After being subjected to that muggy climate I can see how the humidity itself may be enough to explain the origins of Southern Gothic literature with its hyperbole, histrionics, eccentrics, grotesqueries and magic realism. Then add to that voodoo, fundamentalism, evangelism, hellfire Baptist devotion, devout Catholicism, swamps, backwoods, plantations, chain gangs, football, jazz, blues, country and soul food, not to mention the legacy of slavery, the Confederacy and the civil rights movement, and you have the makings for high drama, combined with doses of the surreal and the supernatural. The stark rich-poor, urban-rural divide lends itself to tragicomedy. Just like the humidity, that rich broth of culture oozes out until it envelops you in a steam bath of pleasure and pain. Beads of sweat and drops of rain mark the spot. The myriad struggles and conflicts of that place find release in the grace of slow rhythms that the heavy, moist air seems to regulate. As a visitor, there is no mistaking you are in a Southern Realm or Southern State of Mind, and just to remind you that you’re far from home is that all pervasive, stifling veil of sodden heat you cannot deny or escape, except indoors.

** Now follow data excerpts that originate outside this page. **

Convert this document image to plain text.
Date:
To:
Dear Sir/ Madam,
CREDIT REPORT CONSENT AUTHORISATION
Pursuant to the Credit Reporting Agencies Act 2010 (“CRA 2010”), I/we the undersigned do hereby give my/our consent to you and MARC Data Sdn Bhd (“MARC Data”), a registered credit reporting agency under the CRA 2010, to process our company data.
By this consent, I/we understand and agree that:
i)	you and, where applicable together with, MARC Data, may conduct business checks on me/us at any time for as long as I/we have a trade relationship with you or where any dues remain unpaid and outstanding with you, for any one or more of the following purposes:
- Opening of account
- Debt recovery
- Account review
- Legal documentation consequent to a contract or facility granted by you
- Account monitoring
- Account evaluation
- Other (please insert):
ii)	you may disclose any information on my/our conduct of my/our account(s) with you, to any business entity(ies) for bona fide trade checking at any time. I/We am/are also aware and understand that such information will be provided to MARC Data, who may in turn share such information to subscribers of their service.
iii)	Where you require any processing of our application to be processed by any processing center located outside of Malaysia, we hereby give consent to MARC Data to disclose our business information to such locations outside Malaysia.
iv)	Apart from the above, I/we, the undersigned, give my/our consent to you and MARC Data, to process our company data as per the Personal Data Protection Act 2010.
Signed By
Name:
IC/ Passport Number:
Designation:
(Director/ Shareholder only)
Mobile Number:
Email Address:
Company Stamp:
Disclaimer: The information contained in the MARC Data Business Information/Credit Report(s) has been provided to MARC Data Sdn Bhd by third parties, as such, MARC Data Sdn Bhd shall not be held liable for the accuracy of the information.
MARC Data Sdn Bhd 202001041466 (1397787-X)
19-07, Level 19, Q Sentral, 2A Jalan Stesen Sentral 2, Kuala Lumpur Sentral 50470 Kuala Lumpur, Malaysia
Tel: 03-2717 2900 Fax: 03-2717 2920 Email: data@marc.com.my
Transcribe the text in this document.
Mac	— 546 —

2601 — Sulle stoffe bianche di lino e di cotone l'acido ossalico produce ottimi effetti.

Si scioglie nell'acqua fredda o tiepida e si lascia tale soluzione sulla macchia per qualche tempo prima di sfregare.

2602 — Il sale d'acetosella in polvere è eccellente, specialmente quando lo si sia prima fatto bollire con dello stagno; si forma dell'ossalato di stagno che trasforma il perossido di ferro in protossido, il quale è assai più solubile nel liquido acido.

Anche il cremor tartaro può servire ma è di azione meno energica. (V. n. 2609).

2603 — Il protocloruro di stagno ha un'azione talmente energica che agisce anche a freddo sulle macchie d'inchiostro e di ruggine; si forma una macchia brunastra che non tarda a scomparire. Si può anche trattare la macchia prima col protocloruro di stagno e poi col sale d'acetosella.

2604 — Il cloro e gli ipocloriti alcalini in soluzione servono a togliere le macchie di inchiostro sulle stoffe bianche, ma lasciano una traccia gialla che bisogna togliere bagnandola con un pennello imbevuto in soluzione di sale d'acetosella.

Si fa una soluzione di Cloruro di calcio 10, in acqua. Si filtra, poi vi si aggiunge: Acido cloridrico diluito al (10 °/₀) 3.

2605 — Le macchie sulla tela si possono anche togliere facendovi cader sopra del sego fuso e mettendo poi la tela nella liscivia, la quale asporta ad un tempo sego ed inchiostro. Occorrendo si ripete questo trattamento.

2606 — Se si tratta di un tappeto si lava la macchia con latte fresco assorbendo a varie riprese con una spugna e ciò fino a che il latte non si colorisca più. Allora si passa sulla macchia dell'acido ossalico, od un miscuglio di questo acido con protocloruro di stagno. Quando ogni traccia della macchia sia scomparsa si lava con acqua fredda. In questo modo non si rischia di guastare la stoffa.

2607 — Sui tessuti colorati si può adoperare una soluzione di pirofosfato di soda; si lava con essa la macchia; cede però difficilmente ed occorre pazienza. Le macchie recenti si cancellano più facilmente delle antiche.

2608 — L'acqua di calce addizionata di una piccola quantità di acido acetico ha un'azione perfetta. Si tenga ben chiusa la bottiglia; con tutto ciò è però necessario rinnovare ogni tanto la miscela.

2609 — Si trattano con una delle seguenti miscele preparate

Funny thing about that humidity is that as draining as it could be, it sure never dampened my appetite.

Then there’s an undeniable sultry quality to all the humidity down there. People wear fewer, lighter clothes down there and, well, you know…I swear I felt like going all Stanley Kowalski to my Stella, Pam, by stripping down to a T-shirt in the French Quarter and calling for her to come to me in her slip. Visions of high strung Tennessee Williams and Flannery O’Connor characters and overwrought scenes and delusions of being a character in God’s Little Acre kept coming to mind. But that was the heat talking. Maybe that Rum and Coke, too. But just thinking and writing about the humidity now makes me breakout in a sweat, so give me another cold one and pass the pralines.

And somebody please hand me a fan – and a change of clothes. While you’re at it, if you have any of those battered, deep fried chicken livers we found at a roadside store, I’ll take me some of those, too. The key is to eat, drink and be merry and not let the humidity bog you down or bum you out. After all, when in the South, do as Southerners do.